Cakrawala, 23 Desember 2024 – Pemerintah Indonesia baru saja mengimplementasikan kebijakan penurunan harga tiket pesawat sebesar 10% selama periode Natal dan Tahun Baru (Nataru) 2024/2025.
Kebijakan yang berlaku mulai 19 Desember 2024 hingga 3 Januari 2025 ini bertujuan meningkatkan mobilitas masyarakat dan mendorong pertumbuhan ekonomi. Namun, di balik manfaatnya, kebijakan ini juga memunculkan tantangan yang perlu dicermati.
Penurunan harga tiket pesawat merupakan respons atas keluhan masyarakat terhadap tingginya biaya transportasi udara, khususnya selama musim liburan.
Dengan mobilitas masyarakat diperkirakan mencapai 110 juta orang selama Nataru, pemerintah berupaya memastikan bahwa transportasi udara tetap terjangkau bagi semua kalangan.
Arahan Presiden Prabowo Subianto ini melibatkan berbagai pemangku kepentingan, seperti maskapai penerbangan, operator bandara, dan penyedia bahan bakar avtur. Beberapa langkah yang mendukung kebijakan ini meliputi penurunan tarif pelayanan bandara (PJP2U), biaya pendaratan pesawat, dan penyesuaian harga avtur.
Ada yang diuntungkan?
Penurunan harga tiket pesawat secara langsung meningkatkan akses masyarakat terhadap moda transportasi udara. Ini memberikan peluang bagi masyarakat kelas menengah ke bawah untuk melakukan perjalanan, baik untuk mudik maupun berwisata.
Di sektor pariwisata, kebijakan ini menciptakan efek domino yang positif. Wisatawan domestik diperkirakan akan meningkat, memberikan dampak langsung pada okupansi hotel, restoran, dan destinasi wisata.

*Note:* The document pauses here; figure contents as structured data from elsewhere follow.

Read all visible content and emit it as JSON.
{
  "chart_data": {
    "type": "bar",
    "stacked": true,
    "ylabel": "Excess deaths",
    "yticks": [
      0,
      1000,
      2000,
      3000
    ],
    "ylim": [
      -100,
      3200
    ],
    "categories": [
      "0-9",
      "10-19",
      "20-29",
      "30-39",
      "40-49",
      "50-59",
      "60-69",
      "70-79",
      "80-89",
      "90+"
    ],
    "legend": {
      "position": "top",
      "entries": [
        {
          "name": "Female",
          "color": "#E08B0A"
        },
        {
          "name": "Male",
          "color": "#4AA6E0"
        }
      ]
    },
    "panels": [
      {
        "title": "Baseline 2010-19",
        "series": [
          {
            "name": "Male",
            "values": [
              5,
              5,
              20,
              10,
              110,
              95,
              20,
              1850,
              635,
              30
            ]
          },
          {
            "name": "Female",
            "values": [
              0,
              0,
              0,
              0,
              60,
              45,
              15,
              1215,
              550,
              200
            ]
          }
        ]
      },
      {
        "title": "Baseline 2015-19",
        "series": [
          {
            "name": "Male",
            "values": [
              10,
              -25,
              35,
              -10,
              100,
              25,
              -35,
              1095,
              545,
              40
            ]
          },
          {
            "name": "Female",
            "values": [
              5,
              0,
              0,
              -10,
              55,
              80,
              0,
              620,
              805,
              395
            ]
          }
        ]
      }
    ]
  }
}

Bahkan, sektor pendukung seperti transportasi lokal dan UMKM juga diprediksi akan mendapatkan manfaat.
Kebijakan ini memberikan keuntungan politis bagi pemerintah, terutama menjelang Pemilu 2024. Langkah ini menunjukkan perhatian terhadap kebutuhan masyarakat, sekaligus memperkuat citra pemerintah sebagai pihak yang pro-rakyat.
Maskapai dengan rute padat, seperti Jakarta-Bali atau Surabaya-Makassar, mampu mengompensasi penurunan harga tiket melalui peningkatan volume penumpang. Selain itu, pengurangan biaya operasional seperti parkir dan pendaratan pesawat memberikan ruang tambahan untuk menjaga profitabilitas.
Siapa yang Dirugikan?
Maskapai kecil yang melayani rute dengan tingkat keterisian rendah (load factor) berpotensi mengalami kerugian. Penurunan harga tiket tanpa volume penumpang yang memadai dapat menekan margin keuntungan mereka.
Bandara kecil yang bergantung pada pendapatan dari PJP2U dan layanan lainnya menghadapi tekanan finansial. Jika subsidi pemerintah tidak mencukupi, ini dapat berdampak pada keberlangsungan operasional bandara.
Transportasi alternatif seperti bus, kereta api, dan kapal laut berpotensi kehilangan sebagian penumpangnya. Dengan harga tiket pesawat yang lebih kompetitif, masyarakat cenderung memilih moda transportasi yang lebih cepat.
Penurunan harga tiket pesawat selama Nataru 2024/2025 adalah kebijakan yang memberikan manfaat besar bagi masyarakat, sektor pariwisata, dan ekonomi secara keseluruhan.
Namun, tantangan bagi maskapai kecil, operator bandara, dan transportasi alternatif harus menjadi perhatian serius.
Untuk memaksimalkan dampaknya, pemerintah perlu:
1. Memberikan subsidi tambahan bagi maskapai kecil dan bandara kecil.
2. Melakukan evaluasi menyeluruh untuk memastikan keberlanjutan kebijakan ini di masa depan.
3. Meningkatkan koordinasi lintas sektor agar seluruh pihak yang terlibat merasa diuntungkan.
Dengan kebijakan yang tepat, transportasi udara dapat menjadi tulang punggung mobilitas dan pertumbuhan ekonomi Indonesia, tidak hanya selama Nataru, tetapi juga di waktu-waktu mendatang.